Whether appropriating a famed character or two or going for an all-out literary cover version, the writer who opts for the variation on an extant and celebrated model requires a great deal of skill or audacity. For his latest novel, Atiq Rahimi, the Afghan-born novelist, film- and documentary-maker, demonstrates he has both. A Curse on Dostoevsky is a fiendish retooling of one of the Russian master's greatest works. Its very first sentence informs us not only of Rahimi's intentions but also those of his protagonist: "The moment Rassoul lifts the axe to bring it down on the old woman's head, the thought of Crime and Punishment flashes into his mind." The more we read, the closer the kinship between the two novels. A Curse on Dostoevsky has its soul-searching hero, Rassoul, plagued by the same mental and moral anguish as Dostoevsky's Raskolnikov. Its drama unfolds not in St Petersburg but amid the chaos and brutality of late 20th-century Kabul. What also becomes clear as we immerse ourselves deeper is just how apposite this adoption is, how much Rahimi's borrowing works. A Curse on Dostoevsky might not eclipse the novel it draws from, but the violence that ravages both background and foreground intensifies the doubts and fears of this Raskolnikov reincarnation, renders him more damaged and vulnerable, and so charges the novel with a powerful urgency.

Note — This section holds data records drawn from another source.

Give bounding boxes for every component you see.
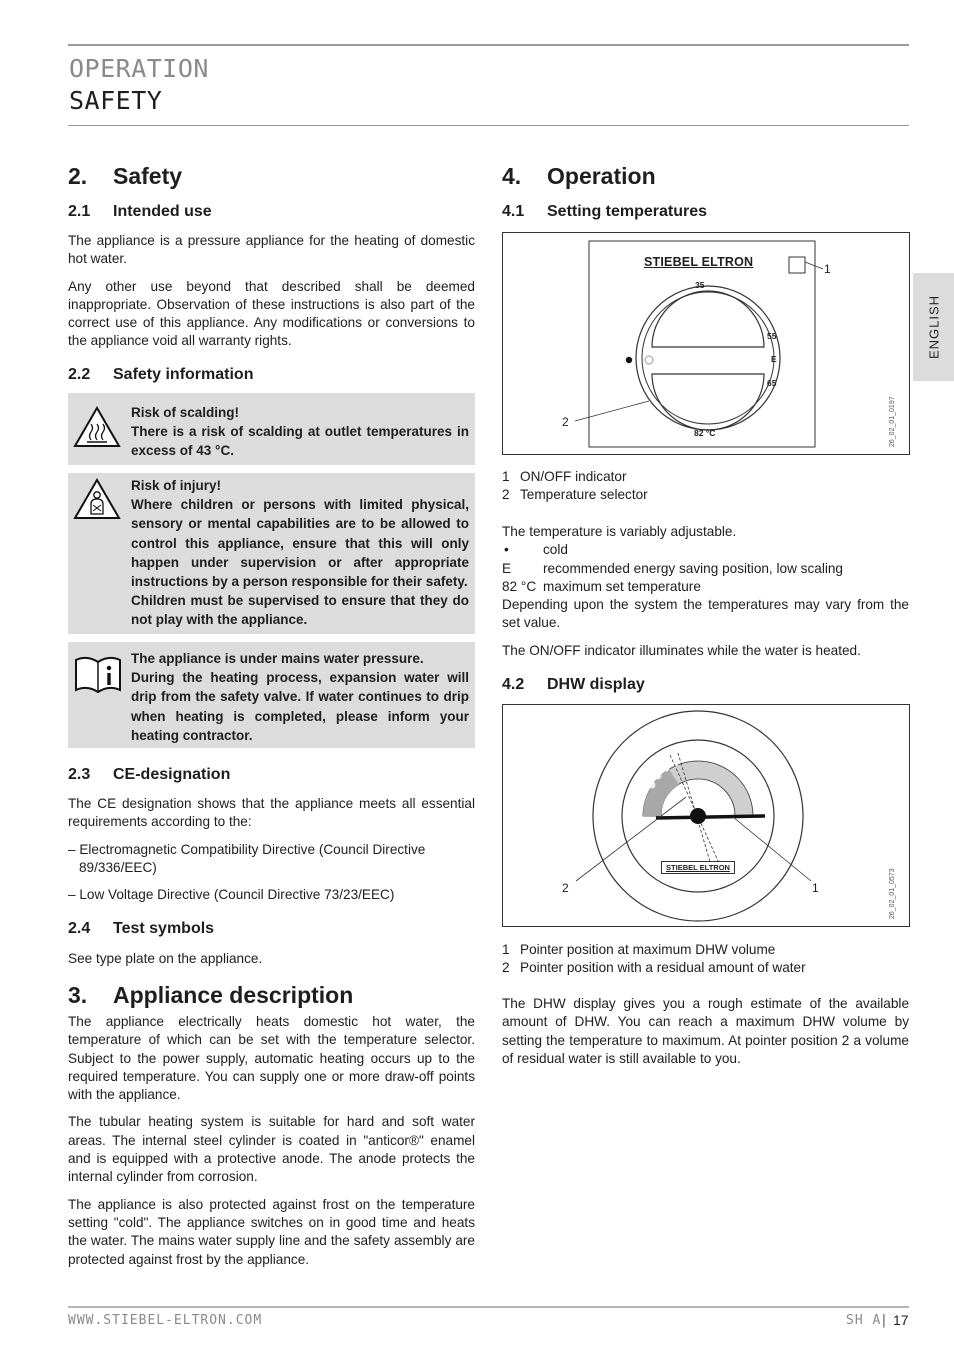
hot-surface-warning-icon	[72, 405, 122, 449]
legend-item: 1 ON/OFF indicator	[502, 469, 627, 484]
scale-82-label: 82 °C	[694, 428, 716, 438]
page-number: 17	[893, 1312, 909, 1328]
warning-text: There is a risk of scalding at outlet temperatures in excess of 43 °C.	[131, 424, 469, 459]
temperature-selector-figure	[502, 232, 910, 455]
footer-model: SH A	[846, 1313, 882, 1328]
language-label: ENGLISH	[926, 294, 941, 360]
scale-55-label: 55	[767, 331, 777, 341]
section-2-3-heading: 2.3 CE-designation	[68, 766, 231, 783]
section-4-heading: 4. Operation	[502, 163, 656, 189]
ce-directive-1: – Electromagnetic Compatibility Directive (Council Directive 89/336/EEC)	[68, 842, 426, 876]
intended-use-text: The appliance is a pressure appliance for the heating of domestic hot water. Any other use beyond that described shall be deemed inappropriate. Observation of these instructions is also part of the correct use of this appliance. Any modifications or conversions to the appliance void all warranty rights.	[68, 233, 475, 349]
ce-directive-2: – Low Voltage Directive (Council Directive 73/23/EEC)	[68, 887, 395, 902]
callout-2: 2	[562, 415, 569, 429]
warning-title: Risk of injury!	[131, 478, 222, 493]
header-chapter: OPERATION	[69, 54, 209, 83]
dhw-display-text: The DHW display gives you a rough estimate of the available amount of DHW. You can reach a maximum DHW volume by setting the temperature to maximum. At pointer position 2 a volume of residual water is still available to you.	[502, 996, 909, 1066]
pressure-info-box	[68, 642, 475, 748]
scale-e-label: E	[771, 354, 777, 364]
footer-separator: |	[880, 1313, 889, 1328]
appliance-description-text: The appliance electrically heats domestic hot water, the temperature of which can be set with the temperature selector. Subject to the power supply, automatic heating occurs up to the required temperature. You can supply one or more draw-off points with the appliance. The tubular heating system is suitable for hard and soft water areas. The internal steel cylinder is coated in "anticor®" enamel and is equipped with a protective anode. The anode protects the internal cylinder from corrosion. The appliance is also protected against frost on the temperature setting "cold". The appliance switches on in good time and heats the water. The mains water supply line and the safety assembly are protected against frost by the appliance.	[68, 1014, 475, 1267]
info-title: The appliance is under mains water pressure.	[131, 651, 424, 666]
footer-url[interactable]: WWW.STIEBEL-ELTRON.COM	[68, 1313, 263, 1328]
section-2-4-heading: 2.4 Test symbols	[68, 920, 215, 937]
scale-65-label: 65	[767, 378, 777, 388]
legend-item: 2 Pointer position with a residual amount of water	[502, 960, 806, 975]
warning-text: Where children or persons with limited physical, sensory or mental capabilities are to be allowed to control this appliance, ensure that this will only happen under supervision or after appropriate instructions by a person responsible for their safety.	[131, 497, 469, 590]
range-row-e: E recommended energy saving position, low scaling	[502, 560, 843, 576]
section-4-2-heading: 4.2 DHW display	[502, 676, 645, 693]
dhw-display-figure	[502, 704, 910, 927]
section-2-heading: 2. Safety	[68, 163, 183, 189]
section-3-heading: 3. Appliance description	[68, 982, 354, 1008]
callout-2: 2	[562, 881, 569, 895]
legend-item: 2 Temperature selector	[502, 487, 648, 502]
brand-logo: STIEBEL ELTRON	[661, 861, 735, 874]
figure-code: 26_02_01_0197	[889, 396, 896, 447]
temperature-text: The temperature is variably adjustable. • cold E recommended energy saving position, low scaling 82 °C maximum set temperature Depending upon the system the temperatures may vary from the set value. The ON/OFF indicator illuminates while the water is heated.	[502, 524, 909, 658]
section-2-2-heading: 2.2 Safety information	[68, 366, 254, 383]
manual-book-icon	[72, 652, 124, 696]
header-section: SAFETY	[69, 86, 163, 115]
brand-logo: STIEBEL ELTRON	[644, 255, 754, 269]
header-rule	[68, 125, 909, 126]
scale-35-label: 35	[695, 280, 705, 290]
figure-code: 26_02_01_0573	[889, 868, 896, 919]
callout-1: 1	[824, 262, 831, 276]
test-symbols-text: See type plate on the appliance.	[68, 951, 263, 966]
ce-designation-text: The CE designation shows that the appliance meets all essential requirements according to the:	[68, 796, 475, 830]
footer-rule	[68, 1306, 909, 1308]
callout-1: 1	[812, 881, 819, 895]
section-2-1-heading: 2.1 Intended use	[68, 203, 212, 220]
warning-text-2: Children must be supervised to ensure that they do not play with the appliance.	[131, 593, 469, 628]
range-row-82: 82 °C maximum set temperature	[502, 578, 701, 594]
range-row-cold: • cold	[504, 542, 568, 558]
info-text: During the heating process, expansion water will drip from the safety valve. If water continues to drip when heating is completed, please inform your heating contractor.	[131, 670, 469, 743]
scalding-warning-box	[68, 393, 475, 465]
section-4-1-heading: 4.1 Setting temperatures	[502, 203, 708, 220]
legend-item: 1 Pointer position at maximum DHW volume	[502, 942, 776, 957]
figure-1-legend	[502, 468, 909, 504]
language-tab	[913, 273, 954, 381]
top-rule	[68, 44, 909, 46]
figure-2-legend	[502, 941, 909, 977]
injury-warning-box	[68, 473, 475, 634]
warning-title: Risk of scalding!	[131, 405, 240, 420]
person-warning-icon	[72, 477, 122, 521]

Rassoul does his deed but, instead of fleeing, is gripped by a pang of crippling inertia. Blood trickles, his thoughts coagulate. Suddenly he hears a woman's voice and he takes off without managing to grab the woman's money or jewels. For days, he sinks into gloom, falls in and out of feverish hallucinations, aghast and dumbfounded by his actions. So far, so Crime and Punishment. Rahimi introduces other links to Dostoevsky's novel. Rassoul's victim was a mean old pawnbroker and money-lender. He has a girlfriend, not a Sonya but a Sophia, whose impoverished family depends on him. Replacing the detective Porfiry is Commandant Parwaiz, who is by turn flummoxed and intrigued by Rassoul's crime.

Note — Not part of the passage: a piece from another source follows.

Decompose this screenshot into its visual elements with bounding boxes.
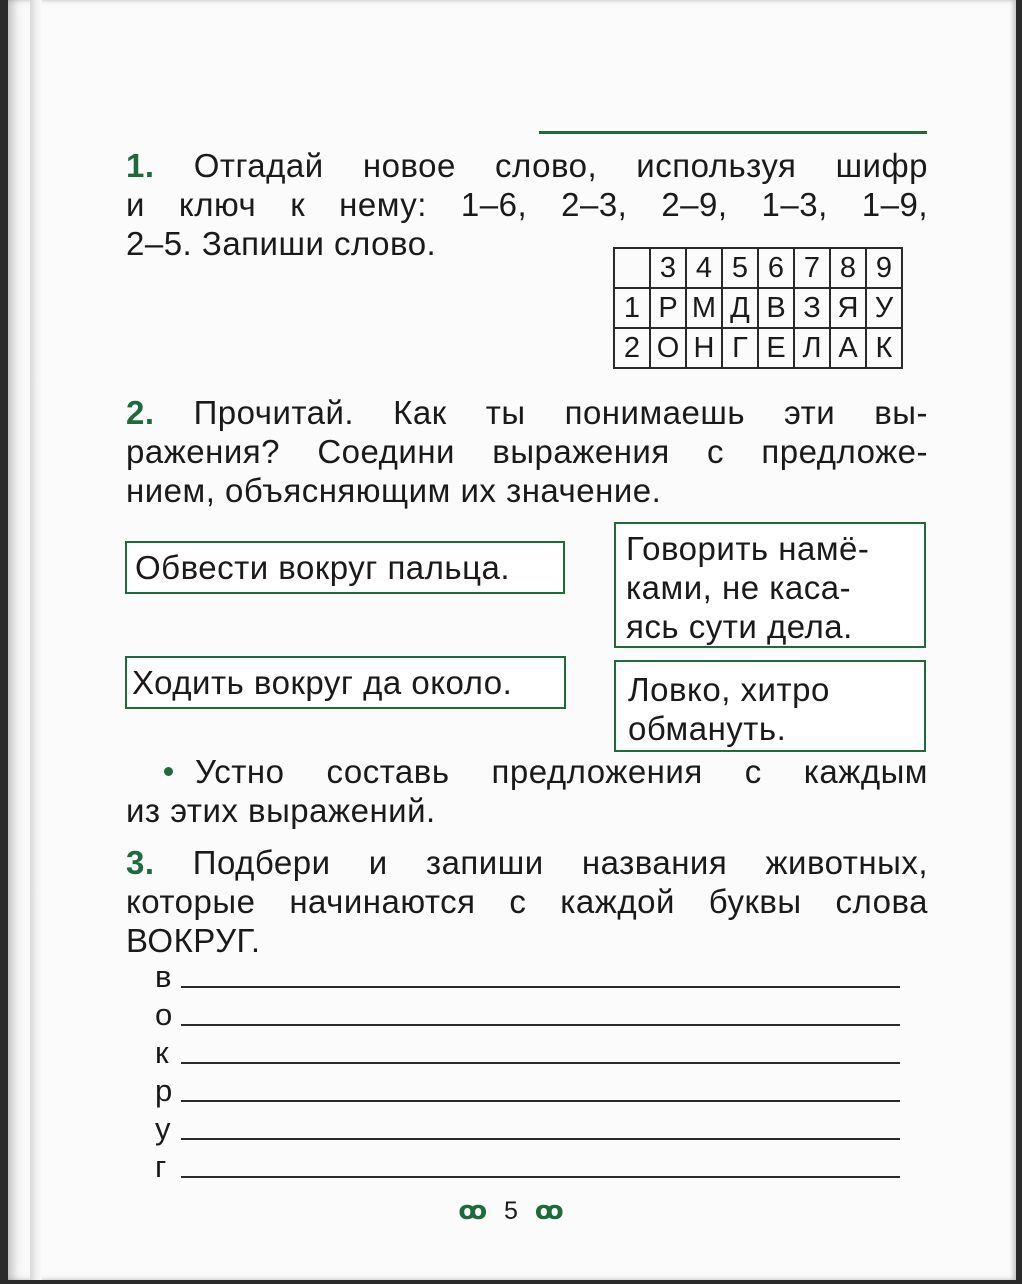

But this is no run-of-the-mill reworking with only the names tweaked and a shift in setting. Rassoul entrances us not with his re-enactment of Crime and Punishment but his obsession with its author. "Dostoevsky, yes, it was him!" he convinces himself. "He floored me, destroyed me with his Crime and Punishment. Stopped me from following in the footsteps of his hero." (Unbeknownst to Rassoul, he does follow in Raskolnikov's footsteps, but only the reader knows this.)